In August 2015, the British Columbia Supreme Court ("BCSC") held that purchasing a competitor’s trademark as a keyword for search engines (e.g., Google) is not in itself sufficient to constitute infringement of a common law trademark. Additionally, the BCSC determined that the time to make the assessment as to whether the defendant’s activity is likely to cause consumer confusion, is not when the consumer reviews the initial results page created by the search engine, but rather once the consumer reached the defendant’s actual website.

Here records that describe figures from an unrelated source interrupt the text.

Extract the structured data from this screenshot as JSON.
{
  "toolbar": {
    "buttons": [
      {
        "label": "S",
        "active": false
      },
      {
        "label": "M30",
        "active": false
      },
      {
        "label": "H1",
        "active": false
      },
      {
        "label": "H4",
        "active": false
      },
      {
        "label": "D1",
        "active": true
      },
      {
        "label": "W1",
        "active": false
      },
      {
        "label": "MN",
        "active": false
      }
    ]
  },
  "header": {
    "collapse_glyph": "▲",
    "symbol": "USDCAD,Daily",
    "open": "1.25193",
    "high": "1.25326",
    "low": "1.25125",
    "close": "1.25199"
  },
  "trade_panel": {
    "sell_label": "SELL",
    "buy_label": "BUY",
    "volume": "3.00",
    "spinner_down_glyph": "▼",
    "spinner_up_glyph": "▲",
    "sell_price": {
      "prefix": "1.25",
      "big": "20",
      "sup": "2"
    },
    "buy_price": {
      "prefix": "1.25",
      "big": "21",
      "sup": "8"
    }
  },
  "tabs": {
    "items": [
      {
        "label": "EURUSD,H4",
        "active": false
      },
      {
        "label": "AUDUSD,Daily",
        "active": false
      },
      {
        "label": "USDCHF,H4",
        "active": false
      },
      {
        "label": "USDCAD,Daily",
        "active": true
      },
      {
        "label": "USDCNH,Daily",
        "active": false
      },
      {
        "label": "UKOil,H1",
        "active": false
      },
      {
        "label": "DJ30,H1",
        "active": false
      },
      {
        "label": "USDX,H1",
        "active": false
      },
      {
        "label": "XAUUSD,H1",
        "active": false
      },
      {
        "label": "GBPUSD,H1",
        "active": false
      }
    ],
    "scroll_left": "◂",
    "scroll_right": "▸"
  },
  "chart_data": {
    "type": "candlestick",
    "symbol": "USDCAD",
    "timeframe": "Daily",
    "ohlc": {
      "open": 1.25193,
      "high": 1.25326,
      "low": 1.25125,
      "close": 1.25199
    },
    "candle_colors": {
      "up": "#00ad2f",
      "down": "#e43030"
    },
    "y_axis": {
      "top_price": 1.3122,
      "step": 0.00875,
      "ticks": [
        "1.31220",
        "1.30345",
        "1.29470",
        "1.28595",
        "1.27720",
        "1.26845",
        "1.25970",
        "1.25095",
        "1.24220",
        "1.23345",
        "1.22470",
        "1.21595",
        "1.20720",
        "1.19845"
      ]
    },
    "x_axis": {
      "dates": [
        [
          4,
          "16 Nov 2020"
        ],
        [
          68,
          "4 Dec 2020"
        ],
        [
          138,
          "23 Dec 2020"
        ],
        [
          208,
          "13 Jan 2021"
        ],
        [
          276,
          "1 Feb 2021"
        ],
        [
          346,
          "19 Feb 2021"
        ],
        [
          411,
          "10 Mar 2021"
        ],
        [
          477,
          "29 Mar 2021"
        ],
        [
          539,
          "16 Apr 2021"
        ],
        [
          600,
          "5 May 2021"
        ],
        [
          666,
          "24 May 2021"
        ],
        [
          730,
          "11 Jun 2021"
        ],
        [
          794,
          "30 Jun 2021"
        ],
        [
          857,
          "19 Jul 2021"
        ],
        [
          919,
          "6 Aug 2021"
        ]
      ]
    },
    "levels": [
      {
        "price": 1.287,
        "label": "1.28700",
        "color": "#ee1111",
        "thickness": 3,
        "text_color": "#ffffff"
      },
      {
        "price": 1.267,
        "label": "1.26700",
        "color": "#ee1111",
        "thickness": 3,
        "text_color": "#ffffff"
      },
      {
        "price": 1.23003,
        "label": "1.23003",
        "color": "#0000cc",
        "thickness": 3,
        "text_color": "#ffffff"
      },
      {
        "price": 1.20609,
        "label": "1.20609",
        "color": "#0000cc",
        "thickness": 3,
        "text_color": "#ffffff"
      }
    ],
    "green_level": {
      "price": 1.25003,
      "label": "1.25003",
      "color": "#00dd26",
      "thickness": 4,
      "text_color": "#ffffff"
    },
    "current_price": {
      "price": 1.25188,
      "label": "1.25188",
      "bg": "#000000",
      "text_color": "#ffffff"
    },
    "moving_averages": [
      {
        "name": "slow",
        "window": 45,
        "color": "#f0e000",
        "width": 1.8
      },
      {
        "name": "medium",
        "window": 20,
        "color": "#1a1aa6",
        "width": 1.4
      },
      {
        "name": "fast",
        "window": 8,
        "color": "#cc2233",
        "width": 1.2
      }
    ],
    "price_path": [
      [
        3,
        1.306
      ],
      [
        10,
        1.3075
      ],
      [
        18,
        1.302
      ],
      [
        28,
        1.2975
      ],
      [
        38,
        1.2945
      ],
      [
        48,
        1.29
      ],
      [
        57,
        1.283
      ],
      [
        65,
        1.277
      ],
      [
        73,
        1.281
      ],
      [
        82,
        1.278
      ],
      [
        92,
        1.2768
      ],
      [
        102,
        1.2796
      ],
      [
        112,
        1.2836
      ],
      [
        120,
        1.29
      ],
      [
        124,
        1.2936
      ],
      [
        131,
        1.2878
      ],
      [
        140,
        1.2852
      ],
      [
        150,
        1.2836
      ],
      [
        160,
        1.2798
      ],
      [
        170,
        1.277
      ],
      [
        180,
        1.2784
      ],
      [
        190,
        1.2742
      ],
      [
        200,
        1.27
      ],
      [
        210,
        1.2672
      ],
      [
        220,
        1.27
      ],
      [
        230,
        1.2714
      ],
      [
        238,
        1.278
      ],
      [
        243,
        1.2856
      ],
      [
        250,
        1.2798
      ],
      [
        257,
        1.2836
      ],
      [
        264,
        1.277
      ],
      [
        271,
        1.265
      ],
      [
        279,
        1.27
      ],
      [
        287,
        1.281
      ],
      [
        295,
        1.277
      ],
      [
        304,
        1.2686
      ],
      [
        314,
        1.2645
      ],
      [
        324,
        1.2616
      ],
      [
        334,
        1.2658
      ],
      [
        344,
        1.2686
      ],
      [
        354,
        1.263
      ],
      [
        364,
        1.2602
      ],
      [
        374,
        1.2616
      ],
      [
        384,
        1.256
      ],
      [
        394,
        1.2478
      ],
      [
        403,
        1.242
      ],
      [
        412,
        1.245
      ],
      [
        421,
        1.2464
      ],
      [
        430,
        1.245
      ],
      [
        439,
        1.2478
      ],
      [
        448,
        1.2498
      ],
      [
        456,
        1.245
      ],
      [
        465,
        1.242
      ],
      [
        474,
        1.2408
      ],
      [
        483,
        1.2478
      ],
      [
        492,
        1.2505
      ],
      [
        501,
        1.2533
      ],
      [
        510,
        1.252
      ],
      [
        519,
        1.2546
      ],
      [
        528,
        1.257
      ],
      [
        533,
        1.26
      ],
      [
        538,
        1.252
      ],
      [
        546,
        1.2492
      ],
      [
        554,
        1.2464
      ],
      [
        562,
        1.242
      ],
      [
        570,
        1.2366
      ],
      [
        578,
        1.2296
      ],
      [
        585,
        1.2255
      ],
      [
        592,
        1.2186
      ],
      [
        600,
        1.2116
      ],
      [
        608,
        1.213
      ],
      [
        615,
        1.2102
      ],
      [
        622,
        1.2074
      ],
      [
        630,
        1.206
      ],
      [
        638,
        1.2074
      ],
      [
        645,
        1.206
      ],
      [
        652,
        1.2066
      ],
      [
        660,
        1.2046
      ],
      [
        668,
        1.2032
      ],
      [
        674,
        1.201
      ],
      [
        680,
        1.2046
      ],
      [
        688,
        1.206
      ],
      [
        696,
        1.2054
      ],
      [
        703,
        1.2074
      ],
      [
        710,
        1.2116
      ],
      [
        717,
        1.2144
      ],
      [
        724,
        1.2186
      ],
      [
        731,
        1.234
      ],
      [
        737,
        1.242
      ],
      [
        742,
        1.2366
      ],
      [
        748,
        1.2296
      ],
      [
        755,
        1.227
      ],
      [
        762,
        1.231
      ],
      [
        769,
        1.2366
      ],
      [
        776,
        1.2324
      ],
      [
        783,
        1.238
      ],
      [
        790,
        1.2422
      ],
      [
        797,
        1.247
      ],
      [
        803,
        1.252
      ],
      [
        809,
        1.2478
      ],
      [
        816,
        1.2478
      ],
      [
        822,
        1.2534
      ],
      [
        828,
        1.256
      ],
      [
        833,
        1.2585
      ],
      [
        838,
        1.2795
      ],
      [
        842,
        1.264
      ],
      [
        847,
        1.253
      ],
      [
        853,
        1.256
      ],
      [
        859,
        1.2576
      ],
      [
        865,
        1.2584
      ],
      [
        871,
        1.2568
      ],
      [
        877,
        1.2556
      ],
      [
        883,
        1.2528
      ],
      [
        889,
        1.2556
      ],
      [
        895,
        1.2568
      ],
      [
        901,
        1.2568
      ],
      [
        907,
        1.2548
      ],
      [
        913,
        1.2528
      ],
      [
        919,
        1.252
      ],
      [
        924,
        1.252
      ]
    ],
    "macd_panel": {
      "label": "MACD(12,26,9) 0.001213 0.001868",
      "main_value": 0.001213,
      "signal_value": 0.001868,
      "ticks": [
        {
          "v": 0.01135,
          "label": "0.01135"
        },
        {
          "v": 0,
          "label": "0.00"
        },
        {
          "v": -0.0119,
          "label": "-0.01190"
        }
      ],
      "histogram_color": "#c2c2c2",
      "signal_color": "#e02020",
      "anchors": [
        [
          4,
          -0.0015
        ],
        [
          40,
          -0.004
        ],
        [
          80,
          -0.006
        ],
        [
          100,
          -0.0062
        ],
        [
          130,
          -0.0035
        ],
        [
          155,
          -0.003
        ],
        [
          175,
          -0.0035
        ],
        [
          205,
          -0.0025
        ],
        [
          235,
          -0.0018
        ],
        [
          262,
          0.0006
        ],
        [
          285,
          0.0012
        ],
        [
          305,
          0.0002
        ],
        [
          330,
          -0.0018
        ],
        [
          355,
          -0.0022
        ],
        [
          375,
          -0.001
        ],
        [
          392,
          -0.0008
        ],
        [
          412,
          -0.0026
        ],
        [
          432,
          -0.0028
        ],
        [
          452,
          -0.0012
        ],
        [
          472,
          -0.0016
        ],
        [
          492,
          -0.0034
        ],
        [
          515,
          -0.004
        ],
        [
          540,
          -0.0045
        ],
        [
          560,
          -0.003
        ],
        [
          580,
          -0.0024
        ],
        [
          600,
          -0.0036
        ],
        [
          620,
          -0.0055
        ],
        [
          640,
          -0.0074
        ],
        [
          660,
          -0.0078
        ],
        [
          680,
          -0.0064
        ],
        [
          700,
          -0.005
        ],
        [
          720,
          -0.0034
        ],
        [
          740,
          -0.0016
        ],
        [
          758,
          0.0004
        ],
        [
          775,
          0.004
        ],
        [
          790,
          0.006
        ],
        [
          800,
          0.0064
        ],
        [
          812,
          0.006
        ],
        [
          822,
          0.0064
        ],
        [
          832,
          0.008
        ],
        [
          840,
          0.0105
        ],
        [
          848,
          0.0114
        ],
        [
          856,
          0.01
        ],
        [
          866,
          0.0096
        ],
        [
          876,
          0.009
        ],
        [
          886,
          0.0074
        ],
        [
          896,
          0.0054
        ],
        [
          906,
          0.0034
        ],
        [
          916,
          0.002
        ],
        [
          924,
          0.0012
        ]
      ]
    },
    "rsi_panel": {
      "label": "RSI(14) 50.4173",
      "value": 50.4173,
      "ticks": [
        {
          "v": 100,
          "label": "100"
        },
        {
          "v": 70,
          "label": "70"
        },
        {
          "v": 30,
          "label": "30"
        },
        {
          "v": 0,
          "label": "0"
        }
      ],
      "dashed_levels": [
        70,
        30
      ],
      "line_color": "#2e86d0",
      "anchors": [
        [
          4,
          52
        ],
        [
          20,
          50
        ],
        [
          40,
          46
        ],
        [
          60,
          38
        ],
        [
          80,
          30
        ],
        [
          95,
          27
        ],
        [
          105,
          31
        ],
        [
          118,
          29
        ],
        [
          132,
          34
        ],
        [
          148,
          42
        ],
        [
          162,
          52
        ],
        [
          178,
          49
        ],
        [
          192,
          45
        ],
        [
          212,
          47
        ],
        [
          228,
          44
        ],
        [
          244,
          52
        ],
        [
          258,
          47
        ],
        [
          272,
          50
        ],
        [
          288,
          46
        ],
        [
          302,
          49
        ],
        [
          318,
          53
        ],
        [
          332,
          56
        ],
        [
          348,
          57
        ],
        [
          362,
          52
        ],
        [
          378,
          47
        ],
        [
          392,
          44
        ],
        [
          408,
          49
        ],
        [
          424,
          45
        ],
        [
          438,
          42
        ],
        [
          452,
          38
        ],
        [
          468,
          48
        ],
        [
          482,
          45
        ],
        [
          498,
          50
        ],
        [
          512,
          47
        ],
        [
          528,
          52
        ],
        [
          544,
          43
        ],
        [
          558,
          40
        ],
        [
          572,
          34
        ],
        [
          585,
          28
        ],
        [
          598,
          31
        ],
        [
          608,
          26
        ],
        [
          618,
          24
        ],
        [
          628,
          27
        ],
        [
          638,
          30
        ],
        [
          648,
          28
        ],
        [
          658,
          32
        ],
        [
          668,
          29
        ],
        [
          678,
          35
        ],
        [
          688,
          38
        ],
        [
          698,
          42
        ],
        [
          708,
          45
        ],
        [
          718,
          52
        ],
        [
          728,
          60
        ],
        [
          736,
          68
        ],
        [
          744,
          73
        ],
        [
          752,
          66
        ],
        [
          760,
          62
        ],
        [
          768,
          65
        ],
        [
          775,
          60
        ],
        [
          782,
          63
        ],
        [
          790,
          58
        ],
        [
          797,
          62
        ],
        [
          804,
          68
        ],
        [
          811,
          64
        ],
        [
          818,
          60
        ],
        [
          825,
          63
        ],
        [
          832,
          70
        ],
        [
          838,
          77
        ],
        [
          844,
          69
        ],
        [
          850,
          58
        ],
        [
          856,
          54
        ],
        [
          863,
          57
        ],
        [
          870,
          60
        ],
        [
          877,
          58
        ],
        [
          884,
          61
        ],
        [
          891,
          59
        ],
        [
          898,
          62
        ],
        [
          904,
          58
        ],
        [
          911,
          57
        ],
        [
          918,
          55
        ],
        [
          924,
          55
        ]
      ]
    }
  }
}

The plaintiff, Vancouver Community College, claimed that the defendant, Vancouver Career College, misrepresented its educational services as being those of the plaintiff, inter alia, via keyword advertising. The plaintiff argued for common law trademark rights in the term “VCC” as a short form of its name. In a decision issued in January 2016, the British Columbia Court of Appeal (“BCCA”) overturned the above decision of the BCSC. The BCCA reversed the ultimate outcome of the action as well as some of the legal points set out by the BCSC concerning keyword advertising (the BCCA determined that a misrepresentation by the defendant had taken place and that the defendant was therefore liable for trademark infringement).
In addition, the BCCA affirmed the BCSC's finding that solely purchasing a competitor’s trademark as a keyword is not in itself sufficient to constitute a trademark infringement. What matters is the nature and content of the sponsored link, which appears as a result of the keyword and the message it conveys to the consumer. The BCCA also held that the appropriate time to consider confusion is when the consumer views the search engine results page, and not subsequently, when the consumer reaches the defendant’s actual website.
We strongly recommend companies that purchase competitors’ keywords as part of their advertising and search engine optimization strategy to ensure that they comply with the various applicable legal rules.